Miki Zohar affirme qu'il n'y a « pas de place » pour la violence ; Un député de Yamina exhorte les rabbins opposés au "changement de gouvernement" à appeler au calme

Le député du Likud Miki Zohar lors d'une réunion de la commission des affaires intérieures à la Knesset à Jérusalem, le 20 février 2018. (Yonatan Sindel/Flash90)
Le député du Likud Miki Zohar lors d'une réunion de la commission des affaires intérieures à la Knesset à Jérusalem, le 20 février 2018. (Yonatan Sindel/Flash90)

Le député du Likud Miki Zohar a déclaré mardi qu’il n’y avait « aucune place » pour la violence à l’encontre des politiciens, suite à une vague de menaces provenant de la droite contre des législateurs cherchant à former un gouvernement qui renverserait le Premier ministre Benjamin Netanyahu.

« Des critiques et des manifestations politiques – oui. De la violence et des menaces contre les législateurs et leurs familles – pas question », a tweeté Zohar, un fervent fidèle de Netanyahu.

« Il n’y a pas de place pour des discours violents et certainement pas pour des menaces contre les élus et leurs familles, à droite comme à gauche, religieux ou laïcs », a-t-il ajouté.

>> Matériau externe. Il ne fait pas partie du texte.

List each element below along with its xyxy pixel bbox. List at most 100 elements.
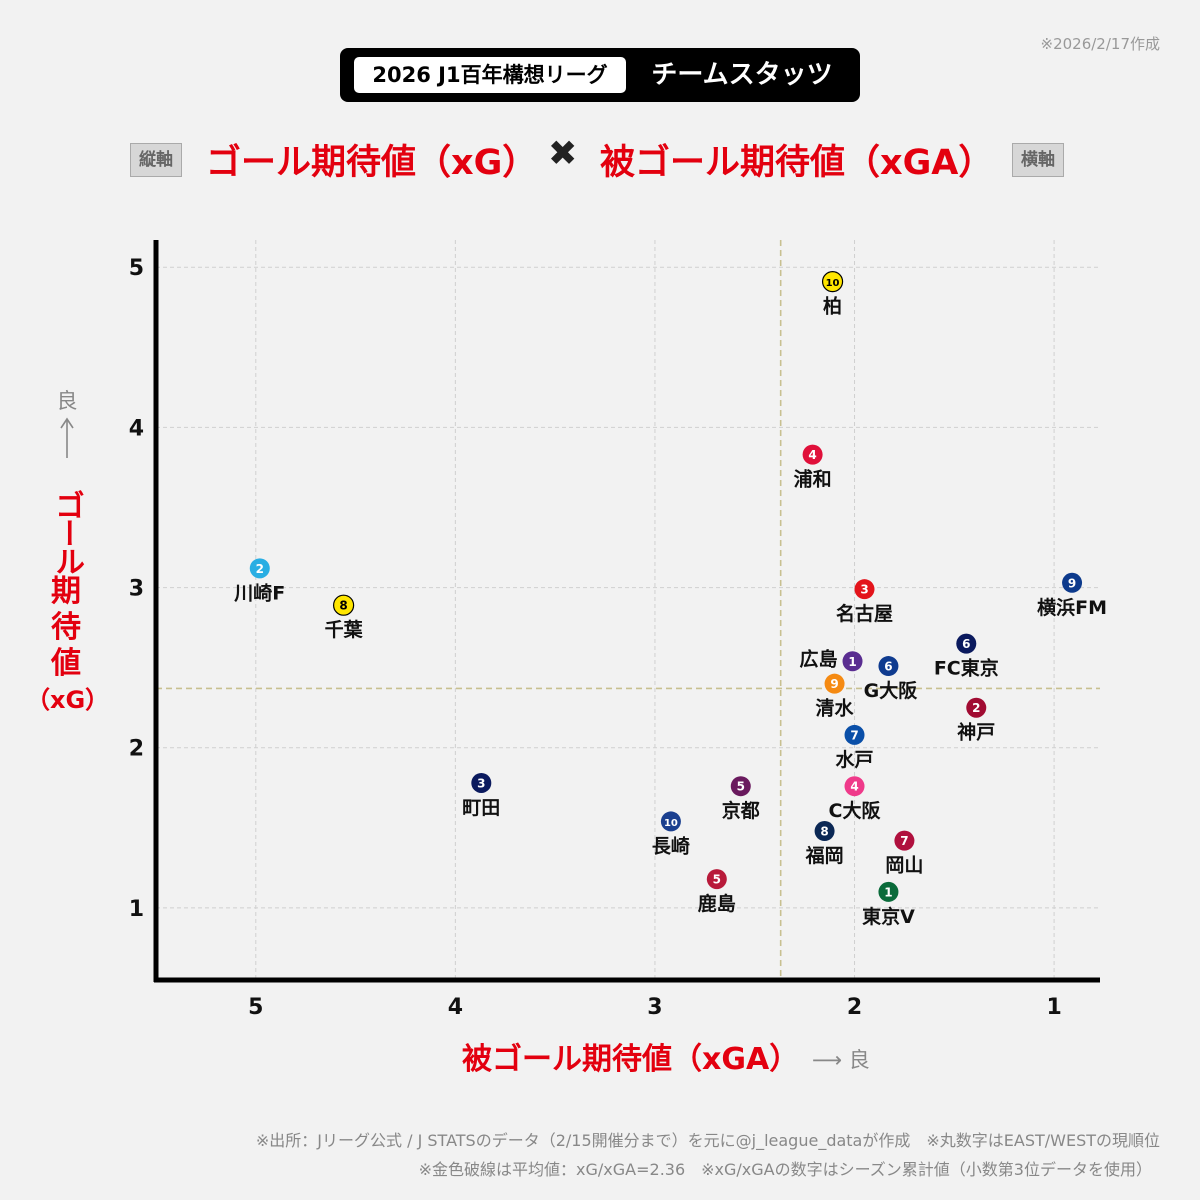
- y-good-label: 良: [56, 389, 78, 413]
- point-marker: [1062, 572, 1083, 593]
- point-marker: [730, 776, 751, 797]
- data-point: 8 福岡: [805, 821, 844, 867]
- point-label: C大阪: [829, 799, 882, 822]
- title-banner: 2026 J1百年構想リーグ チームスタッツ: [340, 48, 860, 102]
- grid-lines: [156, 240, 1100, 980]
- y-axis-label: ゴール 期 待 値 （xG）: [26, 490, 110, 718]
- point-marker: [844, 724, 865, 745]
- point-rank: 6: [884, 660, 892, 674]
- data-point: 3 町田: [462, 772, 500, 819]
- point-rank: 1: [884, 885, 892, 899]
- point-rank: 7: [850, 728, 858, 742]
- x-good-label: ⟶ 良: [812, 1044, 870, 1074]
- point-marker: [966, 697, 987, 718]
- point-label: 名古屋: [836, 602, 893, 625]
- y-tick-label: 5: [129, 256, 144, 281]
- data-point: 10 柏: [821, 271, 844, 318]
- point-label: 福岡: [805, 844, 844, 867]
- point-label: 柏: [823, 295, 842, 318]
- point-label: 横浜FM: [1037, 596, 1107, 619]
- point-marker: [821, 271, 844, 293]
- point-label: 東京V: [862, 905, 915, 928]
- data-point: 9 清水: [816, 673, 855, 720]
- point-marker: [333, 594, 355, 616]
- point-label: 京都: [722, 799, 760, 822]
- point-label: 鹿島: [698, 892, 736, 915]
- point-marker: [824, 673, 845, 694]
- point-rank: 4: [808, 448, 816, 462]
- axes: [153, 240, 1100, 983]
- point-label: 千葉: [325, 619, 364, 641]
- stats-title: チームスタッツ: [651, 60, 833, 90]
- point-marker: [802, 444, 823, 465]
- point-marker: [878, 656, 899, 677]
- point-marker: [660, 811, 681, 832]
- point-label: 長崎: [652, 834, 690, 857]
- y-axis-label-line2: 期: [51, 574, 81, 609]
- data-point: 10 長崎: [652, 811, 690, 857]
- point-marker: [706, 869, 727, 890]
- data-point: 7 水戸: [836, 724, 874, 771]
- times-icon: ✖: [548, 134, 578, 174]
- league-title: 2026 J1百年構想リーグ: [354, 57, 626, 93]
- point-rank: 7: [900, 834, 908, 848]
- point-rank: 1: [848, 655, 856, 669]
- point-label: 浦和: [794, 468, 832, 491]
- subtitle-x-metric: 被ゴール期待値（xGA）: [600, 143, 994, 183]
- x-good-arrow-icon: ⟶: [812, 1048, 849, 1072]
- point-rank: 6: [962, 637, 970, 651]
- x-good-text: 良: [848, 1048, 870, 1072]
- point-marker: [249, 558, 270, 579]
- point-rank: 10: [826, 278, 840, 289]
- y-axis-label-line5: （xG）: [26, 686, 110, 714]
- point-label: FC東京: [934, 657, 999, 680]
- y-tick-label: 1: [129, 897, 144, 922]
- good-arrows: [60, 417, 74, 458]
- y-axis-label-line3: 待: [51, 610, 81, 645]
- point-rank: 2: [972, 701, 980, 715]
- data-point: 6 G大阪: [864, 656, 919, 702]
- data-point: 4 C大阪: [829, 776, 882, 822]
- point-label: 清水: [816, 697, 855, 720]
- point-label: 神戸: [957, 721, 995, 744]
- data-point: 2 川崎F: [233, 558, 285, 604]
- data-point: 1 広島: [800, 647, 863, 672]
- point-rank: 3: [477, 776, 485, 790]
- point-marker: [878, 881, 899, 902]
- y-axis-tag: 縦軸: [130, 143, 182, 177]
- x-tick-label: 2: [847, 995, 862, 1020]
- point-marker: [814, 821, 835, 842]
- point-label: 町田: [462, 797, 500, 819]
- point-rank: 8: [820, 825, 828, 839]
- point-marker: [956, 633, 977, 654]
- data-point: 7 岡山: [885, 830, 923, 877]
- y-axis-label-line1: ゴール: [49, 490, 84, 574]
- point-label: 川崎F: [233, 581, 285, 604]
- y-tick-label: 2: [129, 737, 144, 762]
- x-tick-label: 4: [448, 995, 463, 1020]
- point-marker: [844, 776, 865, 797]
- data-point: 1 東京V: [862, 881, 915, 928]
- data-point: 6 FC東京: [934, 633, 999, 680]
- x-axis-label: 被ゴール期待値（xGA）: [462, 1042, 800, 1077]
- subtitle-y-metric: ゴール期待値（xG）: [206, 143, 538, 183]
- point-rank: 5: [737, 780, 745, 794]
- point-marker: [471, 772, 492, 793]
- point-rank: 2: [256, 562, 264, 576]
- x-axis-tag: 横軸: [1012, 143, 1064, 177]
- tick-labels: 5 4 3 2 1 1 2 3 4 5: [129, 256, 1062, 1020]
- x-tick-label: 1: [1046, 995, 1061, 1020]
- x-tick-label: 5: [248, 995, 263, 1020]
- data-point: 9 横浜FM: [1037, 572, 1107, 619]
- data-point: 3 名古屋: [836, 579, 893, 625]
- data-point: 4 浦和: [794, 444, 832, 491]
- y-good-arrowhead: [60, 417, 74, 429]
- y-tick-label: 3: [129, 577, 144, 602]
- point-label: G大阪: [864, 679, 919, 702]
- point-rank: 10: [664, 818, 678, 829]
- data-points: 10 柏 4 浦和 2 川崎F 8 千葉 9 横浜FM 3 名古屋 6 FC東京 1 広島 6 G大阪 9 清水 2 神戸…: [233, 271, 1107, 928]
- data-point: 2 神戸: [957, 697, 995, 744]
- date-note: ※2026/2/17作成: [1040, 35, 1160, 53]
- point-marker: [842, 651, 863, 672]
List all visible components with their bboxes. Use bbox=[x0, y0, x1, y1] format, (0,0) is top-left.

Au même moment, le député Matan Kahana, dont le parti de droite Yamina co-dirigera l’éventuelle coalition remplaçant Netanyahu, a exhorté les rabbins qui ont appelé les partisans à faire « tout ce qu’ils peuvent » pour empêcher le « changement de gouvernement » imminent, à appeler au calme, et à dissuader leurs partisans de sombrer dans la violence.

Le député Matan Kahana s’exprime pendant une visite à la réserve naturelle d’Oz Vegaon au Gush Etzion, le 22 octobre 2020. (Crédit : Gershon Elinson/Flash90)

Kahana a déclaré mardi à Kan News que les manifestations devant les domiciles des membres de Yamina dans le cadre des négociations de la coalition « sont pires » que n’importe lequel d’entre eux « aurait pu l’imaginer ».

Certains des troubles les plus intenses ont ciblé la numéro 2 du parti Yamina, Ayelet Shaked.

Son domicile situé au nord de Tel Aviv est devenu la semaine dernière un point de repère pour les manifestants de droite, alors que des supporters de Netanyahu et des activistes nationalistes-religieux ont tenté de faire pression pour qu’elle se retire du gouvernement d’unité émergent Bennett-Lapid, qui aura besoin du soutien de chaque membre du parti pour survivre.